AD: No, it’s funny, I didn’t watch anything on her command. I know that she had watched Claude Sautet’s films again for reference of certain things, so I was aware of her cinematic influences. The closest you’d come to that is that we had worked together previously on a short film, Pauline asservie, and we knew that the character would be an intersection of Charline, myself, and the Pauline character from the short film.
The only thing I did have a say on is that when I first read the feature script I asked Charline to emphasize some of the excesses she had drawn with Pauline’s character for the Anaïs character, so that I could have as much pleasure as I did have playing Pauline.
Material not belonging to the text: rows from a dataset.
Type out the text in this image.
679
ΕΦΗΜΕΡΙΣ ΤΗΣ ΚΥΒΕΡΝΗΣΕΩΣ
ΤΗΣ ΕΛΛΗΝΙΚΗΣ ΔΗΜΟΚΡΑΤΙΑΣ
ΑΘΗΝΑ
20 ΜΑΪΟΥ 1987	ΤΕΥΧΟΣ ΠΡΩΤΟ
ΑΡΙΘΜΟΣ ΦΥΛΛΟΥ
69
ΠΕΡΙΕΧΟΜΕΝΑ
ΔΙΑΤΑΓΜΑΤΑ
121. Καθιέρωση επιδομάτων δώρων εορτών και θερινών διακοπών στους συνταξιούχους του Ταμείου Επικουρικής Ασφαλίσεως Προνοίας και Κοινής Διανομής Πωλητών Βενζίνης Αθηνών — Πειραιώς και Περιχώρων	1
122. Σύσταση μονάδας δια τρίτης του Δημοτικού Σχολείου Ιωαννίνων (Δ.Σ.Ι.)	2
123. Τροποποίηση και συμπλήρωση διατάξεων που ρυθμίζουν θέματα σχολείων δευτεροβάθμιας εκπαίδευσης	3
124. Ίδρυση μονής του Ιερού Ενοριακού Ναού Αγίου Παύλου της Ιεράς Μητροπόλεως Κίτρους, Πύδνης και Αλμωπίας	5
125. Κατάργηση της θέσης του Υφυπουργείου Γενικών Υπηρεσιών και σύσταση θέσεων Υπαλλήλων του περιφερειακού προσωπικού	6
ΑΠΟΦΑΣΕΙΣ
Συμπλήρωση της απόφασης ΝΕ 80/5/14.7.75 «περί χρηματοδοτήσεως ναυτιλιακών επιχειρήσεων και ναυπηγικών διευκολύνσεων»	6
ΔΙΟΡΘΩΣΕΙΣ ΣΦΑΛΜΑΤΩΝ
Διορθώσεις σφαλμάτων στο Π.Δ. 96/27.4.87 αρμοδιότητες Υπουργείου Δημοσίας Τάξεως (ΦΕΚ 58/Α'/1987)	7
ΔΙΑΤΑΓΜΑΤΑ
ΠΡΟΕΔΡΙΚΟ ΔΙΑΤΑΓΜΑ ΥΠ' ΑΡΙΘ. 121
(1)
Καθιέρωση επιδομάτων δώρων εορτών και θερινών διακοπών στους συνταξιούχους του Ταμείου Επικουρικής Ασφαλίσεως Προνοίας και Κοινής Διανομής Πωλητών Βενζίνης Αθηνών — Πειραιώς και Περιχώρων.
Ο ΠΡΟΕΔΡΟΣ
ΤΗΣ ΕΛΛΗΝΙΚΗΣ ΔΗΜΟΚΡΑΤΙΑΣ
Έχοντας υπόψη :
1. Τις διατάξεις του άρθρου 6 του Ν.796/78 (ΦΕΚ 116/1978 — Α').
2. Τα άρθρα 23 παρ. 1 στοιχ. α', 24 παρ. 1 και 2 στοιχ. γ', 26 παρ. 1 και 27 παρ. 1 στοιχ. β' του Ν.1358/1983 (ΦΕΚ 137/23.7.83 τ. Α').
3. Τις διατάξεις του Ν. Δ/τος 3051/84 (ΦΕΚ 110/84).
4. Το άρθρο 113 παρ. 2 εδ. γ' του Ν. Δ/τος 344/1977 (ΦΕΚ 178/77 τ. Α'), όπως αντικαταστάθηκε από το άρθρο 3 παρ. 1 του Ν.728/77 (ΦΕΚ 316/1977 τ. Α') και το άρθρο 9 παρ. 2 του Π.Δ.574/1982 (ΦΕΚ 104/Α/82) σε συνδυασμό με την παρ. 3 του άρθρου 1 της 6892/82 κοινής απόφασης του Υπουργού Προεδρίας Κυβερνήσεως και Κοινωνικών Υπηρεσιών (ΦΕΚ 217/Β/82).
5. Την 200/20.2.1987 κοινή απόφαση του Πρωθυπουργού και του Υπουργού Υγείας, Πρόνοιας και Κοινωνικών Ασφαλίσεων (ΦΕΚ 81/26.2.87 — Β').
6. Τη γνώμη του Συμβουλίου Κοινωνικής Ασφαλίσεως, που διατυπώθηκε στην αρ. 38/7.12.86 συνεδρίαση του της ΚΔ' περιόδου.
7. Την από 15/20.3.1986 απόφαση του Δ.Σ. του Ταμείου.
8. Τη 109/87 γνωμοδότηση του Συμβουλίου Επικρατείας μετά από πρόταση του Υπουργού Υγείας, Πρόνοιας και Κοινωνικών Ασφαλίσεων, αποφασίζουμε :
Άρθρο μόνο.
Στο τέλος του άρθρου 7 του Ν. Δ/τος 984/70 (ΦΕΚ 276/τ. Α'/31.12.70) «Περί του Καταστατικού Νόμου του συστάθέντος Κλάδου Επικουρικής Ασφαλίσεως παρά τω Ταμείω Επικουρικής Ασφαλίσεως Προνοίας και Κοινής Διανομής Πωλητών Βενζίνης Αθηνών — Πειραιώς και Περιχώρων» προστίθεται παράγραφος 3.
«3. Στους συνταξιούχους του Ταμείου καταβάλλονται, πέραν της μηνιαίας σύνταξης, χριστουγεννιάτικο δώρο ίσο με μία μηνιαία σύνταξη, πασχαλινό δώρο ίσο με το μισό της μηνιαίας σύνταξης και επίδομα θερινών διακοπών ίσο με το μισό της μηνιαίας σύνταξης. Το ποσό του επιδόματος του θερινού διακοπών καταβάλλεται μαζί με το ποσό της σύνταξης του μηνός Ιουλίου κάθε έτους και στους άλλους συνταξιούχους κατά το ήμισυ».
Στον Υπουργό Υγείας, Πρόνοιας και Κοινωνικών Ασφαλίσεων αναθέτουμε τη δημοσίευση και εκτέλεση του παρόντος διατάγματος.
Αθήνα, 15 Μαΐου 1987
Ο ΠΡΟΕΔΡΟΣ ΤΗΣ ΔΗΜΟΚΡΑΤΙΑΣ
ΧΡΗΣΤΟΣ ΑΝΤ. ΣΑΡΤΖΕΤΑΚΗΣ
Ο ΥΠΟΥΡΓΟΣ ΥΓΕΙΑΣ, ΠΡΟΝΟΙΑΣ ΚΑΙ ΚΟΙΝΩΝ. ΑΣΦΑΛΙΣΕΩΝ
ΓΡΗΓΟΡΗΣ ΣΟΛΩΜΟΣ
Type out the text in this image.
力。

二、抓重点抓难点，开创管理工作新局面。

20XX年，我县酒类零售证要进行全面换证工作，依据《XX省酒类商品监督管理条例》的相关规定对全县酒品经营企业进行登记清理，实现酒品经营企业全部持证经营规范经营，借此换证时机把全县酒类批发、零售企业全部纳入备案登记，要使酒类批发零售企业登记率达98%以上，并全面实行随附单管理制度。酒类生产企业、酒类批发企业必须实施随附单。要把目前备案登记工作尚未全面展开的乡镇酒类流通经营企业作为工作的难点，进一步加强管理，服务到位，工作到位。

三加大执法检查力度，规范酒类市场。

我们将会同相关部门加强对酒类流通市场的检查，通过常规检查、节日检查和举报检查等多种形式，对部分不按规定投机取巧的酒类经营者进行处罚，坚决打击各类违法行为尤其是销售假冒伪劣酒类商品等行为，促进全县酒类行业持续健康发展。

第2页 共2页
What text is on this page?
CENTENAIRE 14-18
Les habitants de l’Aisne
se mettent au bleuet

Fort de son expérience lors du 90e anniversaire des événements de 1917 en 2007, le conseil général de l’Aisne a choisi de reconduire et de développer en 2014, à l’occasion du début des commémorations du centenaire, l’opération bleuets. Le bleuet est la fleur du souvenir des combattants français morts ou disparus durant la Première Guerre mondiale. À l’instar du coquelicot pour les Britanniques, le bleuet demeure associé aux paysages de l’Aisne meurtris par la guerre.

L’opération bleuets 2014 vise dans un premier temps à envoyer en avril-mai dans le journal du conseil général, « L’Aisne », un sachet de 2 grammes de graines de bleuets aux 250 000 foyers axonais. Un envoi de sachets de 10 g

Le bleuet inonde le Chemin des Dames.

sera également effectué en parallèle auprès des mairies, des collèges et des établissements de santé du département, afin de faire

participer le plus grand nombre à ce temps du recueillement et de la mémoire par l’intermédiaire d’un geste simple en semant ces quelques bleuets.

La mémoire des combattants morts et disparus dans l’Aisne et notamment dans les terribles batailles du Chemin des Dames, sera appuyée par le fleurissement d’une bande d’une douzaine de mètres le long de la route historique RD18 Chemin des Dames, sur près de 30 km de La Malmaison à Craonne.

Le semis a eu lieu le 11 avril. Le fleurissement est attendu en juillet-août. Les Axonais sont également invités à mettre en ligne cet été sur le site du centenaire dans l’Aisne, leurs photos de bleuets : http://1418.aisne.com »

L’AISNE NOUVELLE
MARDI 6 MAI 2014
That’s something that I did have input on.
AKT: Marguerite Duras looms large over the whole film. Did you reread her for your role?
AD: I didn’t reread Marguerite Duras for this film specifically in part because she is so close to my literary culture anyway. I like her writing. I got to play Marguerite Duras in a play by Christophe Honoré, who is a French director who works in cinema and theater. It was about authors of the Nouveau Roman, and I got to explore Marguerite Duras’s character. So she was already very close to me and I didn’t have to reread her specifically.
AKT: Who was Alain Robbe-Grillet in Christophe Honoré’s production? Do you remember?
AD: Yes, it was Jean-Charles Clichet.
AKT: Thank you Anaïs, great work!
AD: Thank you!
Anaïs In Love opens in the US on April 29.